Tuesday, July 8, 2014

Just so discouraged

Kayti was busted smoking pot a few weeks ago. After a knock-down dragout argument, she is back home and doing well. She knows that if this happens again, she will not be going to Bama. I don't even have the energy right now to type out everything that went on for those weeks. Suffice it to say, this is her last chance.
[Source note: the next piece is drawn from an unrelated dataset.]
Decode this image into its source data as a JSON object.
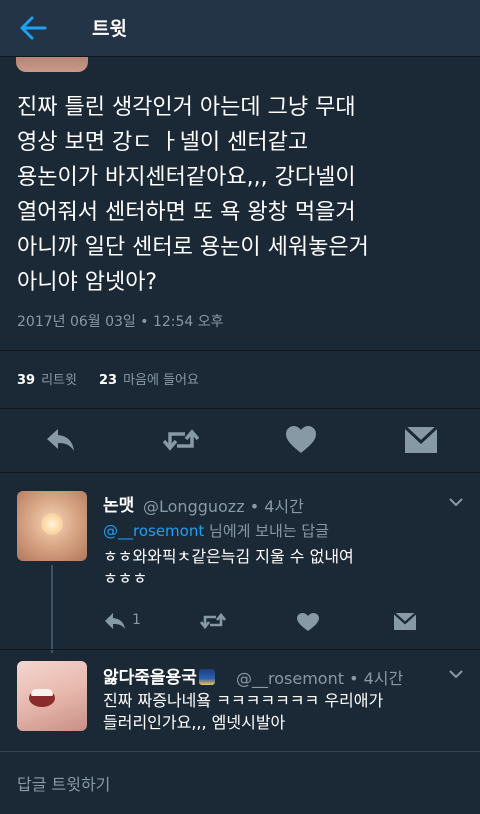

Jeff and I had been spending a lot of time together lately. We went to the beach with the kids, birthdays, cookouts, etc. I also have Amos pursuing me. But I didn't want to go further with that until I knew whether or not Jeff and I have a chance. I tried to talk to him yesterday but he was adamant that that door is closed forever.  My heart broke all over again. I don't know what to do. I don't know what I can do. I'm not even sure if it's him I love or if I'm just nostalgic because he's been such a fixture in my life for so long. I get physically ill whenever I think of him with anyone else. But I'm not sure that means what it should either. I get very dark thoughts when I think of how he plays me and uses my emotions against me. He purposely told me he'd seen me on pof just so I would know that he's lurking and thinking of getting back on. He said that he knew I would give him a hard time for dating again so he needed me to know that he knew I was. Except I'm not. I only got on it for boredom. I've hidden my profile a million times. I really don't have an interest in trying to build a relationship with anyone new.

I really don't know what I will do if and when I find out he's seeing someone else. I may end up on an episode of Snapped!